Last month, Tiller was back on the world's largest beach, this time in Qatar, on an errand to sell bottled water. "The people are nowhere near what you read about, what you hear about," he says. "You picture people with their ears cut off and fights and all the rest." The country sits on some of the world's largest proven natural gas reserves, which Tiller would like to help sell. To that end, he displays glossy literature on Qatar's horses and refineries. He claims that he talked his way into meetings with the Qatar royal family, whom he met through contacts from a camel race that he attended. When New Times seeks verification, he says he does not want to provide contact information for the people in Qatar he's dealing with. The whole yarn sounds grossly implausible until you recall the words of James Billie: "If I wanted to meet somebody today and I didn't know how to meet him, I wouldn't hesitate to call Robb.
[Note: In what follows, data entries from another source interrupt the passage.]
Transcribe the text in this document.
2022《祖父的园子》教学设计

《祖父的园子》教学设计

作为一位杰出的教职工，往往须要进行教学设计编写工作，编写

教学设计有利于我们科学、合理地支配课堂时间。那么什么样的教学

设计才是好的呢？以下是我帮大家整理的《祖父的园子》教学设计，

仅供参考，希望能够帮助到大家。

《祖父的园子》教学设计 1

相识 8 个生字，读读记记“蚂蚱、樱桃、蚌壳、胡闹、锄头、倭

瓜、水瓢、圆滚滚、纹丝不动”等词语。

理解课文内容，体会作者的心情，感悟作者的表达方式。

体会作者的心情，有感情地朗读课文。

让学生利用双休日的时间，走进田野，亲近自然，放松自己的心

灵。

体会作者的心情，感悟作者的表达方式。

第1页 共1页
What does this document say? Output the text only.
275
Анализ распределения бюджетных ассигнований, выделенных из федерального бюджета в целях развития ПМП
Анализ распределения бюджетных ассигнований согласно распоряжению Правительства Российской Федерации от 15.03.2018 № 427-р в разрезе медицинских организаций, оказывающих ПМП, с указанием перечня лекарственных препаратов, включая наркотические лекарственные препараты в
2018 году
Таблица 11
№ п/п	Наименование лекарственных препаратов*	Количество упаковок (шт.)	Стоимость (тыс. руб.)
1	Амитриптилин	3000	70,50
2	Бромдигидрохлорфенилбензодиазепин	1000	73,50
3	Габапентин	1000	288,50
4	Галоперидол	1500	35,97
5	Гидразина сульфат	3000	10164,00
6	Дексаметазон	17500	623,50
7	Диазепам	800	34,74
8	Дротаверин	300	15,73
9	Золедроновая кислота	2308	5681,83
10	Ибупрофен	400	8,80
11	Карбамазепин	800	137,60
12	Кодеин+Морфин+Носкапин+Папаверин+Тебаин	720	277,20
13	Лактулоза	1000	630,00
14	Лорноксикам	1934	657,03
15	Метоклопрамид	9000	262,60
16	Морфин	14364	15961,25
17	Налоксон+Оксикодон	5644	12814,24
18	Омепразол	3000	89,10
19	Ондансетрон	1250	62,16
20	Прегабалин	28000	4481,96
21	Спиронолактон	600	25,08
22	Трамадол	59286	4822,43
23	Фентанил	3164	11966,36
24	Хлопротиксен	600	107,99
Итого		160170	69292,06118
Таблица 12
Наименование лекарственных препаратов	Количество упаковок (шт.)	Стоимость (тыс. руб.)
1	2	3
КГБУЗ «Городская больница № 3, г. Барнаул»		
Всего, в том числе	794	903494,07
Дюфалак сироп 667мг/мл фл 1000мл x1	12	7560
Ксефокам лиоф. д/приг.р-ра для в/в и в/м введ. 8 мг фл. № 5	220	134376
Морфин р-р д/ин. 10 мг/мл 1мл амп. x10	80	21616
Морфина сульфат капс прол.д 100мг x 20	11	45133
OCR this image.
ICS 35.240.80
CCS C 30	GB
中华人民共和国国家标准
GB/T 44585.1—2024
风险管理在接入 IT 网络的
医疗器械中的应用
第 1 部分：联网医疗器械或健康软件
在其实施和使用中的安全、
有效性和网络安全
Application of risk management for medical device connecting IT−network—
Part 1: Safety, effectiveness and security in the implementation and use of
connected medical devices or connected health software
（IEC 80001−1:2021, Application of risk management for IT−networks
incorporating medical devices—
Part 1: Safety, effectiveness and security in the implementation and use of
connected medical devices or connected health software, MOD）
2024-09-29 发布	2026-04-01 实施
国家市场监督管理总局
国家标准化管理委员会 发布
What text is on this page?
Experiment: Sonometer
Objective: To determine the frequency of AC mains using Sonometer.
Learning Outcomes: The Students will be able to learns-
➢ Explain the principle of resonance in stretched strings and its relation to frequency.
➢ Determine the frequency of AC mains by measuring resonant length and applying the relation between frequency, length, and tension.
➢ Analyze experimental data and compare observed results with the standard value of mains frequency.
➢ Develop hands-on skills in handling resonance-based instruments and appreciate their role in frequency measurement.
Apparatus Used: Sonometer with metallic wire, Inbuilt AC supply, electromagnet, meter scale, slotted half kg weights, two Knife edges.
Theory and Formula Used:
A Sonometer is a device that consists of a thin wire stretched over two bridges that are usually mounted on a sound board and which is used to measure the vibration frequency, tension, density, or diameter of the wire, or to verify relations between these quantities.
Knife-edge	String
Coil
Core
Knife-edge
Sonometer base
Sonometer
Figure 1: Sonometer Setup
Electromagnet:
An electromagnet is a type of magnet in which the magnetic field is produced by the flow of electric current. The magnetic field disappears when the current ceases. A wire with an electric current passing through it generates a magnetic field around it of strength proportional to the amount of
Somehow, he would get them."
Anyway, long story short, Tiller believes he could soon become a natural gas magnate. This scenario assumes he can reverse his decade-long skein of business meltdowns. Tiller's friend Flavy Todd, in Pahokee, describes an aborted venture in which Tiller approached a capitalist about starting an airline. "The next thing you know, he cut Robb off," Todd says. "Robb had put the whole thing together. I was with him through the whole thing. This is the way big business deals work, I guess. I try to urge him in these deals to get good attorneys."
Billie describes Tiller's proclivity for getting steamrolled ("He would land deals. Good deals. And fuck 'em up."), but as he ponders his own attempted comeback, he imagines a reunion with his old associate. "I'm pretty sure he and I, by his thinking and my bullshit, we'd probably be millionaires again by next year," Billie says. "I'll call Robb Tiller again. Tell him we need to make some money before he kicks out on me. And he still needs somebody to bury him."